Cape Town - It was the day that the management of the DHL Stormers always feared might come and which they half anticipated – the day that the previously unblemished march through the early stages of the Super Rugby season was finally brought to a grinding halt.

For the Stormers the fact that their 19-6 defeat to the Reds came at Newlands should be the most disturbing aspect. It effectively means that one of the two good away wins against the Sharks and Bulls is cancelled out, and suddenly, after 13 months of being unbeaten there, Fortress Newlands doesn’t look quite the impenetrable obstacle for visiting teams that it was shaping to become.

That should please teams like the Sharks and the Crusaders, who have visits to Cape Town in their immediate future. What should also please both teams was the way the Reds exposed the Stormers by playing the Stormers’ game and how the shaky Stormers first-phase play, something that has been a problem all season, was finally capitalised upon by an opposition team.

That this was allowed to happen was down to two factors – firstly the Reds from the outset made it known that their intention was to dominate the Stormers in the collisions and attack them at the breakdowns, and secondly they had a field kicking game that was just on a different planet to a Stormers team that found it nearly impossible to get out of their own half.

Almost 70 percent of the game was played in Stormers territory, and in some ways the game was a repeat of last year’s first Stormers defeat of the season to the Brumbies at the same venue.

The loss should not be seen as a train smash by the Stormers, for after all it came after seven matches in the competition. They are still comfortably on top of the South African conference. However what it does do is increase the importance of this coming weekend’s trip to Johannesburg for the match against the Lions, the last Stormers fixture before they take their second bye over the Easter weekend.

“I don’t want to see this as a blessing. It certainly hurts, and we’ve got to take lessons from this one,” said Stormers coach Allister Coetzee afterwards.

“What is important to me at the moment is the question of how this Stormers side will react to this defeat. We have been in situations like this before, where the Brumbies beat us here, and we came back strongly the following week. The next game we got our first bonus point win, and that’s the reaction I want to see when we go up to the Lions next weekend.”

Given how much of the game they had, the Reds could well have won by a bigger margin by 13 points, and it is a tribute to the Stormers defensive system that they were able to keep their team in the game until the 35th minute, when a five metre scrum was awarded to the Reds because a Stormers finger touched a Quade Cooper failed drop-goal attempt that went over the dead ball line.

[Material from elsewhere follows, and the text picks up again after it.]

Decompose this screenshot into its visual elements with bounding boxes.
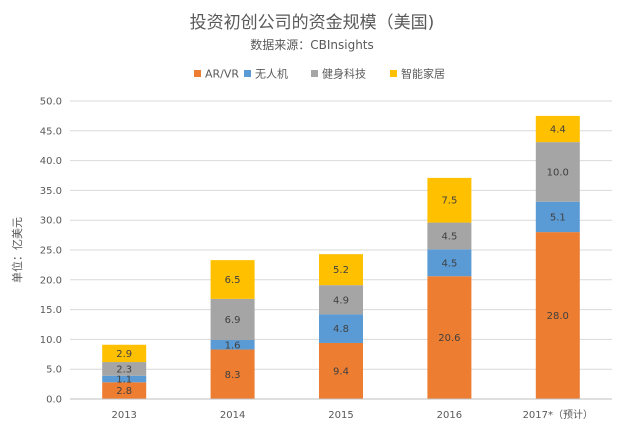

One of the things that the Stormers are going to have to address this week is their discipline, for it was having two players off at crucial stages of the game that effectively was the difference on the day. The Reds were the better team, but the Stormers could still have won had Duane Vermeulen and Deon Fourie not been yellow carded for silly misdemeanours.

The Stormers were also not helped by the late change which saw Jean de Villiers sit out, with the team appearing to lack rythmn at the back, though it was not as if it was at the back that the Stormers lost it.

De Villiers is expected to be up for selection for this week’s game, with Coetzee confident that his groin injury would have responded well enough for him to come back into the frame.